Have fun with your trains
Vic, that might work in G, if you can find enough space, but it didn't always work on the real thing. The B&O foisted off on to the Alton a 4-6-4 and a 4-4-4 named Lord and Lady Baltimore, respectively. The Lady was no lady; the weight on just 4 driving wheels spread the rails - not a good thing, at least for track. The Lady was retired in short order, and the Lord got replaced quickly by a slant nosed diesel so as to not have to stop for water and coal. Speed was of the essence in those days.
Art
I agree I have proven in my own instance; that clean track has better traction than a dirty one. I have a short section of track that has a 4 % grade and somewhere between an R3 and an R2 curve and my Sachsen will spin its wheels with 4 box cars in tow, when rail is slightly dirty. When clean it will just pull 5 up the hill. Incidentally my Stainz with a powered tender will beat it and my Mallet pulls 7 carriages up the same incline.
Rgds Ian
Getting back to the original statement, "Slightly dirty rails will improve traction," it really depends on what the rails are dirty WITH.
Oil, wet clay mud and dripped grill juice are unlikely to help anything - with the possible exception of vocabulary development.
Anything that interferes with getting power to the locomotive is bad - and whether or not it improves traction isn't the reason.
Scale plays a part. Something that would stop a G-gage train in its tracks probably wouldn't even be noticed by the engineer of a 1:8 scale live steamer.
Unless your loco has operating sanders, bright and shiny is probably the best available choice for rail condition.
OTOH, back about the time I was teething on a Lionel box car, one railroader (O scale, outside third rail) was reputed to deliberately apply 'scale sand,' (scouring powder) to one rail only, to convince his locos to make his worst grade. I'd be willing to bet that his track looked just like some of the sand-fouled rail seen under N&W Y6's in some half century old photos I have.

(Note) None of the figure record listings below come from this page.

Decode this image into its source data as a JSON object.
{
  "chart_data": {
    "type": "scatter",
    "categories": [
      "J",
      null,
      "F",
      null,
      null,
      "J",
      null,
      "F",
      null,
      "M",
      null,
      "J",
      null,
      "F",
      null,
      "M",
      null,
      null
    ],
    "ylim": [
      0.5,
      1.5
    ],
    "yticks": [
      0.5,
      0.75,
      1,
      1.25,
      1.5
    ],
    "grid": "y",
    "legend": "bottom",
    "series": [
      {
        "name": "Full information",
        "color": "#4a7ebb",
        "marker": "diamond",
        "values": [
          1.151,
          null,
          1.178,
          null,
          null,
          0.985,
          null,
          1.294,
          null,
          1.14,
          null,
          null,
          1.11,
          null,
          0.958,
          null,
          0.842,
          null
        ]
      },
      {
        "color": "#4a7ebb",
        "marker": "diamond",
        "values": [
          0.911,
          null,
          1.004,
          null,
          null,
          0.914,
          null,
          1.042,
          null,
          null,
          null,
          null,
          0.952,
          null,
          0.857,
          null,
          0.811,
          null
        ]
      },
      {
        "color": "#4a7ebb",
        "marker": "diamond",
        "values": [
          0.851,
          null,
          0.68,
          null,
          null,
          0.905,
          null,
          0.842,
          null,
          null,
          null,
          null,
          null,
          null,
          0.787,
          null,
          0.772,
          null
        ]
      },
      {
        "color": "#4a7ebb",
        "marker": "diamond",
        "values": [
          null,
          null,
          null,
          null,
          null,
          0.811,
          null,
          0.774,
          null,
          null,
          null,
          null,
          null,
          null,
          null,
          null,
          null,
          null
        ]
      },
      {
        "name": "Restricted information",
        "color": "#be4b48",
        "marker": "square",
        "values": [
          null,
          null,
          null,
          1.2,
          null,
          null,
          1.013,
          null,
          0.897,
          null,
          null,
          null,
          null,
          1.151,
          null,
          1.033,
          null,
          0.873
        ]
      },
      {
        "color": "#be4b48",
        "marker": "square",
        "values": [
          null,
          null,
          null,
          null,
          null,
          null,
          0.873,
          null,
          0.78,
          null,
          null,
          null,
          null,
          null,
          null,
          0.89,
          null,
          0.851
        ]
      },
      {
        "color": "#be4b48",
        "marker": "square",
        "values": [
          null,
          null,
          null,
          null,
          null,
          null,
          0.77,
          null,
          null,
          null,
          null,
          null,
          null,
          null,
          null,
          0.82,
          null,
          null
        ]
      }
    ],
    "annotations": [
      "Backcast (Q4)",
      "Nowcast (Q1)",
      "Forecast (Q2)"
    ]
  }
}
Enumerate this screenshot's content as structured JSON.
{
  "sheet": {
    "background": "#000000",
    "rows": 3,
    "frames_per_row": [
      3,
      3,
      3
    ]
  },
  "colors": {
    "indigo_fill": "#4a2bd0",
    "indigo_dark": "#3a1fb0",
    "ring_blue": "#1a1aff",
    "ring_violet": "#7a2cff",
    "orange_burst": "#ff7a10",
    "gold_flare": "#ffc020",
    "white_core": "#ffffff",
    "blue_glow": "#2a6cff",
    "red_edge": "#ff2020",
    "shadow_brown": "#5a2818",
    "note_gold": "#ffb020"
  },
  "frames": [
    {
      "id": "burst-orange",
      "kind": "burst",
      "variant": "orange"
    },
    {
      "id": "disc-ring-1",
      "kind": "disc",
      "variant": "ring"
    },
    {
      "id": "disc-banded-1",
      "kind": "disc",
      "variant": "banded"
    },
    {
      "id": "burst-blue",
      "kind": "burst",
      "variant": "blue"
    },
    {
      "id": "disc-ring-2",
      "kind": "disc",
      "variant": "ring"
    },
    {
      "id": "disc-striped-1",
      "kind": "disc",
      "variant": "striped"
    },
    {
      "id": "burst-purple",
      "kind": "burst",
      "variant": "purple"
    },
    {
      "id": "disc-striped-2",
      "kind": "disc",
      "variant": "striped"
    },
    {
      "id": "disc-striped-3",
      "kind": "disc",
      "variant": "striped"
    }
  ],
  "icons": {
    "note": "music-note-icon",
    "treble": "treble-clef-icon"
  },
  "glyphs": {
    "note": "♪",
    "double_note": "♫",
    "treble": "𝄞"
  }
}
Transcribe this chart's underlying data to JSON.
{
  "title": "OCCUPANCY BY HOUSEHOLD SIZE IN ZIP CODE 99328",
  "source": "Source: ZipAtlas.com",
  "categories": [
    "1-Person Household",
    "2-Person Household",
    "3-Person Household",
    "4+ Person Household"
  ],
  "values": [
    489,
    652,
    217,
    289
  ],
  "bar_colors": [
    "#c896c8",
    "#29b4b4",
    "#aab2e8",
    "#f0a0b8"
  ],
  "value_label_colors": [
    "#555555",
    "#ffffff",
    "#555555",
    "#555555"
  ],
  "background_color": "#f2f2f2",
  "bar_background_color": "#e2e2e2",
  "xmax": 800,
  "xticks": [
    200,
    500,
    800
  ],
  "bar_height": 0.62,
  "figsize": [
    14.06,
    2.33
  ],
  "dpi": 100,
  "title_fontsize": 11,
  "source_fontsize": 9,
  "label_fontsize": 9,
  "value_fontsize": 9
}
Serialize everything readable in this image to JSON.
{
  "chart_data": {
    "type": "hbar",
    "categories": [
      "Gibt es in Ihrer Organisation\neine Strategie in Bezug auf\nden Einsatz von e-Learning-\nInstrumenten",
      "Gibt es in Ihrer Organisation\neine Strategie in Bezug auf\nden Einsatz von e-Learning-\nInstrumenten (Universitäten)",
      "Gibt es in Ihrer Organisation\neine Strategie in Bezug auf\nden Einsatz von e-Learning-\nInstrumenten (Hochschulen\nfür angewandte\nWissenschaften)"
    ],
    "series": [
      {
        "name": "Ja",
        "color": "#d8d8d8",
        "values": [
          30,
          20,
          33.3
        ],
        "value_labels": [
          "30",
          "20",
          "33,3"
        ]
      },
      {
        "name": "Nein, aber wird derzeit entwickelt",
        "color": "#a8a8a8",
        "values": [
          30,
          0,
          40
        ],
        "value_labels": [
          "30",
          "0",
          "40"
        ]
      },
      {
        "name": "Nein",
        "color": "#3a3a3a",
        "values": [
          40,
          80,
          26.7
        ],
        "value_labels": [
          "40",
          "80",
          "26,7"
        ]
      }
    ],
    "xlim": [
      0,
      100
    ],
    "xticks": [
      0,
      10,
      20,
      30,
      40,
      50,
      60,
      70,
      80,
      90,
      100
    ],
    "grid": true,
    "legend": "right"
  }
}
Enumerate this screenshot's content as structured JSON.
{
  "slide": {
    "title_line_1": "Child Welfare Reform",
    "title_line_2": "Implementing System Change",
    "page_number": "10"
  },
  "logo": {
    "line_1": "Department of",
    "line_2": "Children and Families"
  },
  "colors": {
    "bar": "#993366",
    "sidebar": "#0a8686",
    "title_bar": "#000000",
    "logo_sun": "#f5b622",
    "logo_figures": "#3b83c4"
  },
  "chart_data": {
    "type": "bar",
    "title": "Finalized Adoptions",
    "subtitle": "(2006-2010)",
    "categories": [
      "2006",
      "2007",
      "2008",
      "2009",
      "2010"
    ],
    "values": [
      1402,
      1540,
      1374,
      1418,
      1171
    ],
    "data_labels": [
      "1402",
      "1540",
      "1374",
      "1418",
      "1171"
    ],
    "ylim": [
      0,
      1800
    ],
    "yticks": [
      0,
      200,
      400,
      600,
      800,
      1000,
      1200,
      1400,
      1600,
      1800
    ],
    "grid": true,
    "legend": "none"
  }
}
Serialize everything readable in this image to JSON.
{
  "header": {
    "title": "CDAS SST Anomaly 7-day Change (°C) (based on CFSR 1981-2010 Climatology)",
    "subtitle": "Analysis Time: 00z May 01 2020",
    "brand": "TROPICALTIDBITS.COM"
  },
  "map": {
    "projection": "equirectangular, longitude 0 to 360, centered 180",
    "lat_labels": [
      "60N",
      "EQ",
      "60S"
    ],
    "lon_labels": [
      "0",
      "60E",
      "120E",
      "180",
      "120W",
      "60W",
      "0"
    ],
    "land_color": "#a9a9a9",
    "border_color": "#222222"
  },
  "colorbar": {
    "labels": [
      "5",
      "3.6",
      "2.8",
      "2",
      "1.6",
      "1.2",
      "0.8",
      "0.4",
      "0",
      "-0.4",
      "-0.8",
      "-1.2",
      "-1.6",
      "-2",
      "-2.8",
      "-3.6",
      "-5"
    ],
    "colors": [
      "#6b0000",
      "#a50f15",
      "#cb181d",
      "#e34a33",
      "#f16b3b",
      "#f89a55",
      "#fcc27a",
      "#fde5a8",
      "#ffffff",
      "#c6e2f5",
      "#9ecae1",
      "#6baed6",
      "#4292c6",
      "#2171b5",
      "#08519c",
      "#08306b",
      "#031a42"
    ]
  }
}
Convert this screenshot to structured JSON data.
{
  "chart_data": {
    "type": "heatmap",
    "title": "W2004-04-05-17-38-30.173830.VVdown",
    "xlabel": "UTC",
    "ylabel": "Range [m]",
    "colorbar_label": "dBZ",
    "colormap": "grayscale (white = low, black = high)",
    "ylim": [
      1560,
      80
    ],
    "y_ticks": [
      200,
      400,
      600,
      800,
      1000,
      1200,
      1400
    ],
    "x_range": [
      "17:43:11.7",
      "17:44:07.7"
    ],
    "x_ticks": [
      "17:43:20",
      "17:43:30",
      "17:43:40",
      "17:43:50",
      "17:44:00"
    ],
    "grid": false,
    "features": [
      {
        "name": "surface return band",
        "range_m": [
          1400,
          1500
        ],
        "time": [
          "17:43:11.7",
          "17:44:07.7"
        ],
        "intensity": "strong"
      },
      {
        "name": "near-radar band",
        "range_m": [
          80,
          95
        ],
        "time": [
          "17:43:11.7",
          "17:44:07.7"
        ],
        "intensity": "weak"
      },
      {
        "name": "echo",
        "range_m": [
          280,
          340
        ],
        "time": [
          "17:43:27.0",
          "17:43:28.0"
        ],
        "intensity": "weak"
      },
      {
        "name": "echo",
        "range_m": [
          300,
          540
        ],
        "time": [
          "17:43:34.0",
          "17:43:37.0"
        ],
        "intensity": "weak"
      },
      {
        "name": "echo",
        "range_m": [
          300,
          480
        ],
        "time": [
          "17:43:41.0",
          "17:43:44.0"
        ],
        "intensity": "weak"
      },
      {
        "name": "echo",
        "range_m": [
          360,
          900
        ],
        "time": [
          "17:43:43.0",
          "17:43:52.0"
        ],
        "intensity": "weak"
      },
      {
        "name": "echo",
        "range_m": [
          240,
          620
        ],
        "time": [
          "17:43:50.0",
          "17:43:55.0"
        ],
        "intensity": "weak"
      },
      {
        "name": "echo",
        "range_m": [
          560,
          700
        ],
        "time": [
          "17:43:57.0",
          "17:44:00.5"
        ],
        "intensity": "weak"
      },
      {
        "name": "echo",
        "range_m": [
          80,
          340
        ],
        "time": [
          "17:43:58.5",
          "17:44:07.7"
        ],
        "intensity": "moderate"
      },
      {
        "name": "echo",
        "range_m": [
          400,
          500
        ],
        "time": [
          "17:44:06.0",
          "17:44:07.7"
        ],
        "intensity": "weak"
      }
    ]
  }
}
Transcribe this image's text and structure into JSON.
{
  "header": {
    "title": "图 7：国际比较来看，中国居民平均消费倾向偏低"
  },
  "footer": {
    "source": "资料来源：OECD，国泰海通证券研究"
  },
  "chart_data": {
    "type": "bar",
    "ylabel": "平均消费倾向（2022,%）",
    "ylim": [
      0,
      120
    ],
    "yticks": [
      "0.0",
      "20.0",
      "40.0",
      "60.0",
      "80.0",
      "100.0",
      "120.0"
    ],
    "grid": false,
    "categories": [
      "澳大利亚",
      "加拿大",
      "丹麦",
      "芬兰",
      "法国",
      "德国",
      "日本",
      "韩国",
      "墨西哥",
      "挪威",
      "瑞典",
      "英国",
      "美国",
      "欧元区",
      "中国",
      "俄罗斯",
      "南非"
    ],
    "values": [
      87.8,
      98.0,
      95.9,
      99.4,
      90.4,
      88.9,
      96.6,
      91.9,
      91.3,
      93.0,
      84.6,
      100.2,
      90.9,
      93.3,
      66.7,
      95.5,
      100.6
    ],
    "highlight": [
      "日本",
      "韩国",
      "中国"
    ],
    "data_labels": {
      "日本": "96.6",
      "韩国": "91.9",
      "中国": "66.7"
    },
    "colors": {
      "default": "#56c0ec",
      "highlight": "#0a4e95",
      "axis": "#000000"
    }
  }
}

If somebody actually does some detailed research on the subject, I'd be happy to read the resulting paper, right after I wipe the metal polish off my rails.
Chuck
Chuck mate you are quite right, i have an unusual set of circumstances contaminating my rail.
!) I live near the ocean and i get salt laden air.
2) The track runs through tropical palms and ferns which have an exudation into the air.
3) and now i have this problem with ants. It only involves certain types of ants which leave a trail od acid on the rail the passage of electricity through it converts it to a sticky black substance and only certain locos are affected.
I clean my track weekly but i could weel do it twice per week.
Rgds ian
Lionel collector, stuck in an N scaler's modelling space.
Well mate you have a lot more energy than me or else wyou only have a small layout and not many locos or more free time on yopur hands than me and i'm retired.